JOHANNESBURG (miningweekly.com) – The world's new deepest mine was both safe and low-cost, AngloGold Ashanti vice-president Southern Africa Johan Viljoen said of the Mponeng gold mine in South Africa, which had broken through the 3 777 m depth level to create a global record.
Viljoen reported that the company had beaten the record held by Savuka gold mine, also an AngloGold Ashanti asset, for the past 28 years.
"Last week, we actually went past the deepest point in the world, and every day that we blast at Mponeng, we are actually going deeper," he sold Mining Weekly Online.

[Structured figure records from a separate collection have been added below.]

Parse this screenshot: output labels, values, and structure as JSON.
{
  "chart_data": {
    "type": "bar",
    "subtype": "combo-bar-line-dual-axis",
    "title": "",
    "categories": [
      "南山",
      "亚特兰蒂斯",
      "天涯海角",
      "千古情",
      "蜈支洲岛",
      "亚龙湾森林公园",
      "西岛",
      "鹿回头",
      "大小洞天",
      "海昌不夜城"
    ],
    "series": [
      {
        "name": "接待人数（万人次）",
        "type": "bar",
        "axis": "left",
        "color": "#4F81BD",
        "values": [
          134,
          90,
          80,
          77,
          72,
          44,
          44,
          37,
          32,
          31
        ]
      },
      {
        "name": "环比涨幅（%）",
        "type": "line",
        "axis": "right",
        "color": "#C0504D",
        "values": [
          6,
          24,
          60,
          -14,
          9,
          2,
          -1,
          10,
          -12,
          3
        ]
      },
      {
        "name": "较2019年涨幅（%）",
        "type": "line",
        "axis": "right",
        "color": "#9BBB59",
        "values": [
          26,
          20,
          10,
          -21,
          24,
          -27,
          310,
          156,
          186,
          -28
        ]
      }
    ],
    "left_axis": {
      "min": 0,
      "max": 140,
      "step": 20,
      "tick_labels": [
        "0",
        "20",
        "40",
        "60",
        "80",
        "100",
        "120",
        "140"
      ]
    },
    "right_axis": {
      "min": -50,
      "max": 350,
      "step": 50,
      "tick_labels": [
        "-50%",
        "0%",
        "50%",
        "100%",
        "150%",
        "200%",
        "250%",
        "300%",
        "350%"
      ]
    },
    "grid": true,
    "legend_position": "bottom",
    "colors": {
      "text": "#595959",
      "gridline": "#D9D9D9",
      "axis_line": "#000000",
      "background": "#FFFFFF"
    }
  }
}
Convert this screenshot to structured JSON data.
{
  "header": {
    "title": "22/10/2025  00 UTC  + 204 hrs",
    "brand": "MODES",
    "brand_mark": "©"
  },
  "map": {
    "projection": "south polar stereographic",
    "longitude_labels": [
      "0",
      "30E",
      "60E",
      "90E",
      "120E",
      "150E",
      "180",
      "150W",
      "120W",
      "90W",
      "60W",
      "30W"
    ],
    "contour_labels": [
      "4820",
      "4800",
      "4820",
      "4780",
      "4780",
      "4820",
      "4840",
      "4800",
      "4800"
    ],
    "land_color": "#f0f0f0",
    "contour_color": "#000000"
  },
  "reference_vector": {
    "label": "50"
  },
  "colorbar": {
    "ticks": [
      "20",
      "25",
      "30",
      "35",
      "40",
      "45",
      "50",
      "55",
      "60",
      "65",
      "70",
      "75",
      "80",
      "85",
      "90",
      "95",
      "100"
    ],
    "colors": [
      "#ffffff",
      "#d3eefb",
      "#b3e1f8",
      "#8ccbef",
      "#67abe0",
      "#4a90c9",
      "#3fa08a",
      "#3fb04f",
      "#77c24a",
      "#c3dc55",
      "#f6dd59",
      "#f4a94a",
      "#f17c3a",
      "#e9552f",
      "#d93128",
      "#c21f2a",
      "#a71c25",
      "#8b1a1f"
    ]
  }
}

Important, was that the company had accomplished its task without a single fatality and only two lost-time incidents in the three-year period.
"It's official, and we will now apply to the Guinness Book of Records," said Viljoen.
The cash costs at Mponeng were far lower than any other deep-level mine, as well as many shallow mines, proving, said Viljoen, that "deep can also be cheap".
He said the world's deepest mine was producing gold at $222/oz.
Mponeng last year achieved a million fatality-free shifts and was runner-up in the fall-of-ground and the national safety campaign on low fatality, lost-time injuries and dressing cases.
"It's leading stuff," Viljoen reiterated.
With the current sink, the mine would go down to 4 100 m, which was another 300 m below the current record-breaking depth, and a prefeasibiity was under way for the Carbon Leader project, which would take Mponeng to 4 500 km below surface.